Clean idle re-measure (2026-04-23) — same numpy path, no background load. Absolutes improve modestly; the migration story itself is unchanged.

tier	`global_weights()` only	full round (`run_round + readout`)	Δ getter vs loaded	Δ round vs loaded
tiny	1.16 µs	6.0 µs	−38%	~0
medium	92.1 µs	5.1 ms	−29%	−9%
large	5.7 ms	47.0 ms	−14%	−16%

Realistic-round speedup vs Python FedAvg at large: 5.82 s / 47.0 ms = 124×. Matches the run_round-alone table (138×) because marshaling overhead is essentially gone. The table above is now an honest apples-to-apples read, not a sliver of the user-facing cost.

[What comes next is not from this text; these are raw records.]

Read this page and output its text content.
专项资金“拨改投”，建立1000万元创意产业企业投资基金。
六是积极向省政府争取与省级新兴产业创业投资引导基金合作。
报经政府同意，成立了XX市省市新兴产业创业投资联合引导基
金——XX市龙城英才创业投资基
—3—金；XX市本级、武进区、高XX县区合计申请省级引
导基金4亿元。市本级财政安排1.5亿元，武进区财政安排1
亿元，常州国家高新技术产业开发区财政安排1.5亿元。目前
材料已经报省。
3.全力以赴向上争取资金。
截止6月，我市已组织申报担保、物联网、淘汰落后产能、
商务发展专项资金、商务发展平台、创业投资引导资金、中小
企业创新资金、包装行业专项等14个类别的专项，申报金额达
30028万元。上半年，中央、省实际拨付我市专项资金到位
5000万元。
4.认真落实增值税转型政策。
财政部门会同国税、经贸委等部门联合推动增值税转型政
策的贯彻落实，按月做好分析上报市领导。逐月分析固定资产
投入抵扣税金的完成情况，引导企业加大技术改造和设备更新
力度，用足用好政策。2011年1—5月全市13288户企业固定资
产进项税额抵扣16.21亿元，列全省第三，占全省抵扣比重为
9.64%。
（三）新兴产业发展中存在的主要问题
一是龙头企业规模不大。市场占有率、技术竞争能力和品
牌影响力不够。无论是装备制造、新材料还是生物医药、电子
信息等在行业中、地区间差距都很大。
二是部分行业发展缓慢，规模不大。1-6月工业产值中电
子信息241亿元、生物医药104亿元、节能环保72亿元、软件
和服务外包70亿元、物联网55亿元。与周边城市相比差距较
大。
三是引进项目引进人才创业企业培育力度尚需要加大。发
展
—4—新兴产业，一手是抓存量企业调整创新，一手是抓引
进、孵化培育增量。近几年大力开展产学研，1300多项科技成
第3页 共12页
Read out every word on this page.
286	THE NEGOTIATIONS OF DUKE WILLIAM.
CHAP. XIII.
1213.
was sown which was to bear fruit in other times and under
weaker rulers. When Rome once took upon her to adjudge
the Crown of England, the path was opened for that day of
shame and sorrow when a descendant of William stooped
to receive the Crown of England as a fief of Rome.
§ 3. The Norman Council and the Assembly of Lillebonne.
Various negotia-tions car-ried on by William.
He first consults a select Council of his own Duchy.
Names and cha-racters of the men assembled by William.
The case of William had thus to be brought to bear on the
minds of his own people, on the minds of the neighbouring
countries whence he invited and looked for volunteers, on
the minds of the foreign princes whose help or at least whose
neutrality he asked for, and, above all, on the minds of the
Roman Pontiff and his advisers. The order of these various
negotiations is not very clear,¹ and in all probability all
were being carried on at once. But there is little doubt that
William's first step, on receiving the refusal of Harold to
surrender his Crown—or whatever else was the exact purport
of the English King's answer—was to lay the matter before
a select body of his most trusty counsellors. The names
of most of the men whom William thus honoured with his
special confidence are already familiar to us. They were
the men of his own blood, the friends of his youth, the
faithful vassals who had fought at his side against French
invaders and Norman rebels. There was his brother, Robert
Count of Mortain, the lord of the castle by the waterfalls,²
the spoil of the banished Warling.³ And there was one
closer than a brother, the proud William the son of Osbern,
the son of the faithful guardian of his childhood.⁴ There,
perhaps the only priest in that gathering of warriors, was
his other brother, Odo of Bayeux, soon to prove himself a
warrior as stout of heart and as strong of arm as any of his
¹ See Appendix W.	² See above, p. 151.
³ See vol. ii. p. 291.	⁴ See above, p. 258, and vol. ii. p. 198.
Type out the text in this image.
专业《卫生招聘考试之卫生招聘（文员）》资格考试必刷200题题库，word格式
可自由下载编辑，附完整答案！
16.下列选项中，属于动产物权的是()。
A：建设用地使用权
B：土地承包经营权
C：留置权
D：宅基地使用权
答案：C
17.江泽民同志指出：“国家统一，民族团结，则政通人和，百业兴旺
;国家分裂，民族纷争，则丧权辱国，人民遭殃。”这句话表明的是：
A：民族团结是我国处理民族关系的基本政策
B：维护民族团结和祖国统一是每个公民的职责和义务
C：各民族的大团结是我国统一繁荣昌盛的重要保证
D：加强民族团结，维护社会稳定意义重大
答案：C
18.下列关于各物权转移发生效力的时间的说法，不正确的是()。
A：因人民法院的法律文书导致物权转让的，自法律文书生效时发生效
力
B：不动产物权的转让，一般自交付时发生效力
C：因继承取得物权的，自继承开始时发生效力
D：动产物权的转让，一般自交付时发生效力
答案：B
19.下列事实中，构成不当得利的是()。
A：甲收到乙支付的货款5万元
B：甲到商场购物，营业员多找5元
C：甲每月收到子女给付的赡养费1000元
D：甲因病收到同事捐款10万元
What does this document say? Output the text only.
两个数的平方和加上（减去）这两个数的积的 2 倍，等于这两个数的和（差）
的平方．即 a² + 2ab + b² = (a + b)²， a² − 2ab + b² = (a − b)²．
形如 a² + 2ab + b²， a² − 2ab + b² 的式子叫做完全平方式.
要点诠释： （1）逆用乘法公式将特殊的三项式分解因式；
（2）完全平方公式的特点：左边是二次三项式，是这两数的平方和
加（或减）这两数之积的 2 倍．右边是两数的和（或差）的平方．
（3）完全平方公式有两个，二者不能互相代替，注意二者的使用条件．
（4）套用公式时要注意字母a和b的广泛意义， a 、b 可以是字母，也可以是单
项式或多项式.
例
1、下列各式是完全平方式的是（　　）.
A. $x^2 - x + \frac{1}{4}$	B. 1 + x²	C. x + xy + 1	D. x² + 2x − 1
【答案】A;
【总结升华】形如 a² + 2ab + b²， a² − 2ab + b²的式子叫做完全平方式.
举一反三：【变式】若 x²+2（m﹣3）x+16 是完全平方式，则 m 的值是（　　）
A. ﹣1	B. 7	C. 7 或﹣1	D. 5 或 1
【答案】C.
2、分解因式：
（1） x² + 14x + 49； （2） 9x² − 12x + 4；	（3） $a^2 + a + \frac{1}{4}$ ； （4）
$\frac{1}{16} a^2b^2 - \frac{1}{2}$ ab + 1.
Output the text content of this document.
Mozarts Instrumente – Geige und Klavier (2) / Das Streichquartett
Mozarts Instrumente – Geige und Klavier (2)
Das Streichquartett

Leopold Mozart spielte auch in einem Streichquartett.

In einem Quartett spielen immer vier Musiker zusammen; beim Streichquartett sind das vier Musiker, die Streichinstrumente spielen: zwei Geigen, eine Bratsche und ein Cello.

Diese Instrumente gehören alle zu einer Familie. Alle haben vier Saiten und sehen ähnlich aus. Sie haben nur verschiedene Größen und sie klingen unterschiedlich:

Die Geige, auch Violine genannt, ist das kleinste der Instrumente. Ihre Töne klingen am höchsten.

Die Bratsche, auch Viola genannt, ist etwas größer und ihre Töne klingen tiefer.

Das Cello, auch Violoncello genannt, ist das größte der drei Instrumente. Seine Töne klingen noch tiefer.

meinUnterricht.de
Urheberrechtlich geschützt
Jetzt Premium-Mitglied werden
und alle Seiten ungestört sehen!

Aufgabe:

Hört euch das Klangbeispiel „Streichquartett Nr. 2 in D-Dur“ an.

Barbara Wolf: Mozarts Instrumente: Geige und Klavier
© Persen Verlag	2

Findings worth calling out¶

The Python return path has been closed. Orchestrator.global_weights(), ClientUpdate.weights, free aggregate, and apply_gaussian_noise now return dict[str, numpy.ndarray[float32]] — the underlying Vec<f32> buffer is shared with numpy via the buffer protocol, zero-copy. One ndarray wrapper per layer instead of one PyFloat per parameter; O(layers) instead of O(params). See the "Realistic round cost" subsection above for the measured delta. Input sides (__init__, set_global_weights) stay on HashMap<String, Vec<f32>> — the no-attack input path was already zero-copy.

FedProx is not server-side distinct from FedAvg. In vfl-core/src/strategy.rs, FedProx dispatches to the same aggregation kernel as FedAvg — the proximal term is a client-side regularizer applied during local training, not during server aggregation. The near-identical times are correct, not a measurement artifact. Pick FedProx for the convergence behaviour, not the speed.

FedMedian and TrimmedMean are the slowest aggregators — ~21× (FedMedian) and ~24× (TrimmedMean) Rust FedAvg at large through Python, with TrimmedMean(k=1) within ~14% of FedMedian. Coordinate-wise select_nth_unstable_by is branchy and doesn't vectorise well. Further gains would need SIMD quickselect or a histogram-based median — not worth it until a coordinate-wise robust aggregator sits on a hot path.

Krum and Multi-Krum sit below FedMedian/TrimmedMean through Python at the medium / large tiers (71 ms vs 94 ms at medium; 721 ms vs 890 ms at large). Distance-matrix work is mostly f32 adds and benefits from contiguous access; median's nth-element selection is inherently branchy. Both Byzantine-robust paths cost ~17× Rust FedAvg at large, which is what the O(n²·d) factor predicts.

WSL2 on a shared desktop CPU is noisy. Standard deviations on the large tier sit in the 2–11% range in this idle snapshot (vs 1–17% on loaded snapshots). Directional claims like "Rust FedAvg beats Python FedAvg at every tier" are safe; single-digit-percent regressions will be invisible on this hardware. Point estimates like the speedup column move between snapshots from system load (4–10× on 2026-04-20 loaded vs 87–138× today idle) — the kernel hasn't changed across those snapshots, the Python denominator has. The CodSpeed macro runners are the answer for continuous measurement — tracked as a follow-up, not yet integrated.